Friendship, Luger says, remains central. “That’s still the foundation of our relationship to this day,” she says.
When Collins talks about his wife, he describes the way she relates to people. “She listens,” he says. “No matter who it is, she always gives people respect and assumes everyone has something to teach.” It’s a quality he sees reflected in their work together and in how they make decisions as a family.
Parenting has become an extension of the values they share publicly. For Collins, being a father means teaching his children who they are. “What’s important to me as a dad is being present,” he says. He talks about sharing songs, spending time on the land, and helping his children understand their identity early, as part of everyday routines.
Luger describes parenting in terms of what she hopes her children will carry forward. “We want them to be able to arrive at a similar level of confidence and preparedness for the world,” she says, “without necessarily having to go through quite as many stumbles or highs and lows as we had to.” She also emphasizes the importance of letting them follow their own interests and paths.
That attention to daily routines and responsibilities is also reflected in Luger’s next book, Native Home, which HarperOne will publish this fall.
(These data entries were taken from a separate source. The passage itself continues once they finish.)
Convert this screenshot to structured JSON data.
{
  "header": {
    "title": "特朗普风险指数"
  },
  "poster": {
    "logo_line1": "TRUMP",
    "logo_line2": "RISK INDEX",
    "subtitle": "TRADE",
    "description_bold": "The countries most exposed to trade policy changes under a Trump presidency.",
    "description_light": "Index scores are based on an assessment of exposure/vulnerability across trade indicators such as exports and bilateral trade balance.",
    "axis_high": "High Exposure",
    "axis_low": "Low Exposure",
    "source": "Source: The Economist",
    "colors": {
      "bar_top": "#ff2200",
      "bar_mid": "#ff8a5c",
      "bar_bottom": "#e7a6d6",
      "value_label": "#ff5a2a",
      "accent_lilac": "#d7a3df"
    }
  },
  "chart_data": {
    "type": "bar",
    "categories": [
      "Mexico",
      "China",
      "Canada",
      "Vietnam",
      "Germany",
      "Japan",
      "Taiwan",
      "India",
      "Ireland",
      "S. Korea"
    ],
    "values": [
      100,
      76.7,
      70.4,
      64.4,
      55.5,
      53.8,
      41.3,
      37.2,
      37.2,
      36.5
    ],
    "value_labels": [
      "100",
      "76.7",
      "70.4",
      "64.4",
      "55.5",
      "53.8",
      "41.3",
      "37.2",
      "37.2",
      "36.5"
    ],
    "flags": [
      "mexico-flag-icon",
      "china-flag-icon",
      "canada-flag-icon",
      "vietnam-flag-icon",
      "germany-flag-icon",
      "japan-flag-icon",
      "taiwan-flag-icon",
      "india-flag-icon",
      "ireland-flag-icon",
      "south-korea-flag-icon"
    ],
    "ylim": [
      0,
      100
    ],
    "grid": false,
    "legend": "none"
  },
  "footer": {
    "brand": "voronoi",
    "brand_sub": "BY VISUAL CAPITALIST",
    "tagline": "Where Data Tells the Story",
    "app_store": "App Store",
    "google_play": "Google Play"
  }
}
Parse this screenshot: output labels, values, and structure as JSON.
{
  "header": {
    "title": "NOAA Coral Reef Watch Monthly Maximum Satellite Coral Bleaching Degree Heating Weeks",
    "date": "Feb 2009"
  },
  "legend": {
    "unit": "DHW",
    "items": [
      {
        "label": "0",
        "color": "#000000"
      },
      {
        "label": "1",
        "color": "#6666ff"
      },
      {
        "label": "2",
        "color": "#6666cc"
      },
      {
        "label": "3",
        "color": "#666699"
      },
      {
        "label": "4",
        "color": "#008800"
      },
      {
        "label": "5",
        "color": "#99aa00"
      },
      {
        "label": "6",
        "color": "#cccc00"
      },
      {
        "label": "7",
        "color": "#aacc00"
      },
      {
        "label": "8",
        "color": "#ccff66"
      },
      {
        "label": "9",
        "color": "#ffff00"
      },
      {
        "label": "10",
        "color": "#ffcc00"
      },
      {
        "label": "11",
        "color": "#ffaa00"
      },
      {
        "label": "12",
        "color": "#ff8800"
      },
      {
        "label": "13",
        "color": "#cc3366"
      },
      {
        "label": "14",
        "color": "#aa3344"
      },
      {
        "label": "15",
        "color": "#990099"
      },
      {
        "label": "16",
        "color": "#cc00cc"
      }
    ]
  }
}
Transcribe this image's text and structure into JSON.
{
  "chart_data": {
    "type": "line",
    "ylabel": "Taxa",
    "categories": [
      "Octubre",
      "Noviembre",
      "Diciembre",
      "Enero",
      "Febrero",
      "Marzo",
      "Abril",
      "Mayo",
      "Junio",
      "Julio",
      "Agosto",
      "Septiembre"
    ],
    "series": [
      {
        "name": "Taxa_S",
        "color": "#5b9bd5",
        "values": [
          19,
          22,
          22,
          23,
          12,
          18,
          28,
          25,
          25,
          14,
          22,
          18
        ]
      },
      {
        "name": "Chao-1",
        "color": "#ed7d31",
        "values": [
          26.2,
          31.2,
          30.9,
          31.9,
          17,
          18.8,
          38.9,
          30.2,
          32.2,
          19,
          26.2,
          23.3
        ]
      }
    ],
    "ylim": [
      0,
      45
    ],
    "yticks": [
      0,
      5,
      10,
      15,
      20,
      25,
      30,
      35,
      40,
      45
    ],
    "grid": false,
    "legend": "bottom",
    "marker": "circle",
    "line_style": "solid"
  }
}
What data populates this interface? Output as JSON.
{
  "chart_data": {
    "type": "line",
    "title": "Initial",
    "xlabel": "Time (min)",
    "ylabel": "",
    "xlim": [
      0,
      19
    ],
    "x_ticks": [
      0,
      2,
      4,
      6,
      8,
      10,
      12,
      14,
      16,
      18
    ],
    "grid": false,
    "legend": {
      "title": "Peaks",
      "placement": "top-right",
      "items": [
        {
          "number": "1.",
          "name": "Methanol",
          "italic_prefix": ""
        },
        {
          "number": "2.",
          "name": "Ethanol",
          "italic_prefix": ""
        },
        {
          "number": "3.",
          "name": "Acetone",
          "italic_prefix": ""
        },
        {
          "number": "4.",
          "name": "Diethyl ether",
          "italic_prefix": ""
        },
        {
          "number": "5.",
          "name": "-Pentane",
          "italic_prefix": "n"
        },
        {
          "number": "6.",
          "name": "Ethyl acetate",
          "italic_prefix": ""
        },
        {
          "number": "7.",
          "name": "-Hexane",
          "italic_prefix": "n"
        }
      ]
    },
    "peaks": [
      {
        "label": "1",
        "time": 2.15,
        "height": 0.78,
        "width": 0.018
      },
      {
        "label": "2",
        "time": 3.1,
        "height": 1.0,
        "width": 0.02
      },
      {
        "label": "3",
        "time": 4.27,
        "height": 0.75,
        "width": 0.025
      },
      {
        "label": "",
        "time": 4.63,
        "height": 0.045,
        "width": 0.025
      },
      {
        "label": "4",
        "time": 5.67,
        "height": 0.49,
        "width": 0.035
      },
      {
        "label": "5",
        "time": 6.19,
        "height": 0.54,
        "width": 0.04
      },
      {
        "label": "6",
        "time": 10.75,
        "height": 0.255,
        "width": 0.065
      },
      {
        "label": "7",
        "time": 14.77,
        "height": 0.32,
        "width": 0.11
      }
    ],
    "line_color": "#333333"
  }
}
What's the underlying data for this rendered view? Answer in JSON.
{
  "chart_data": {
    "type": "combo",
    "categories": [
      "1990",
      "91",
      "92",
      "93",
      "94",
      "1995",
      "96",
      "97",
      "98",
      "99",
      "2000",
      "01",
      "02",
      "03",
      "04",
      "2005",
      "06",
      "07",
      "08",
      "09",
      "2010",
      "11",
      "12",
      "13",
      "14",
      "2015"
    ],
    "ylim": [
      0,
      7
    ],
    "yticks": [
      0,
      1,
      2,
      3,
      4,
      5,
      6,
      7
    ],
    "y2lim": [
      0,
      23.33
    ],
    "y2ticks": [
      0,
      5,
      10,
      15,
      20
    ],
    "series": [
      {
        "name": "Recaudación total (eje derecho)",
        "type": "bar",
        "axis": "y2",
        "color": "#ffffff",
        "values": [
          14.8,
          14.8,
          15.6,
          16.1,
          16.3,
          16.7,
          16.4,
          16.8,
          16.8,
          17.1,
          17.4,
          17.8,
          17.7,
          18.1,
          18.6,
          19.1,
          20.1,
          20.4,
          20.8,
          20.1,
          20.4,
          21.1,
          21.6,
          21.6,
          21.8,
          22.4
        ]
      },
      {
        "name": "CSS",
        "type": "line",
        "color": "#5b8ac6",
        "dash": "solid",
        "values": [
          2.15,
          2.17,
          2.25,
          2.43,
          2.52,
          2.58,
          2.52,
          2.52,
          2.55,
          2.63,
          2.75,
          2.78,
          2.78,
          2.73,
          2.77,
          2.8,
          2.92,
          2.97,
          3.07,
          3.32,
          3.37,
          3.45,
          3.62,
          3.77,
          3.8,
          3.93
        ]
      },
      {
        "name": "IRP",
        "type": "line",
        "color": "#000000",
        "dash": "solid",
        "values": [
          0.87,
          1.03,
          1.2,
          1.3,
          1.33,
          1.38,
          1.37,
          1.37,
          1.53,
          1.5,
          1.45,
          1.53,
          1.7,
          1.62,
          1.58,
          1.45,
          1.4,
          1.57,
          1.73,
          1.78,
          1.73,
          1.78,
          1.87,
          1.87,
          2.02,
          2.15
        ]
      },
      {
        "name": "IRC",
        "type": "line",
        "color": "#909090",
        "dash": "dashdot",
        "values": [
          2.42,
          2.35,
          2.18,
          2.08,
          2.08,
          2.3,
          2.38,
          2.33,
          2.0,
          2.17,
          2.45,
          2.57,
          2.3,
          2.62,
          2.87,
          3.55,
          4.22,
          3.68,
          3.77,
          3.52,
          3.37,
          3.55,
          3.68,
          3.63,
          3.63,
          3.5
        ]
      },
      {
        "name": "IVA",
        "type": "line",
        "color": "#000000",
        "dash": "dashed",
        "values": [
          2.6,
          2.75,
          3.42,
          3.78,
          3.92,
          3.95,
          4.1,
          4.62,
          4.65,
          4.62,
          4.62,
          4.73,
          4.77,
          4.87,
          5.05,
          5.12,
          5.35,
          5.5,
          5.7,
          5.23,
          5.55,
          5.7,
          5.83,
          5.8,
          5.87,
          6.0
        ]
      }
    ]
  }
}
While The Seven Circles grew directly out of conversations with Native communities about balance, nourishment, movement, and ceremony, Native Home focuses on the household itself. Drawing on Indigenous teachings, the book looks at how everyday domestic spaces and practices can support health and well-being.
For Collins, the work the couple is doing and the family they are raising are part of the same commitment. “For me, the dream has always been about being of service,” he says. “We’re living our dream.”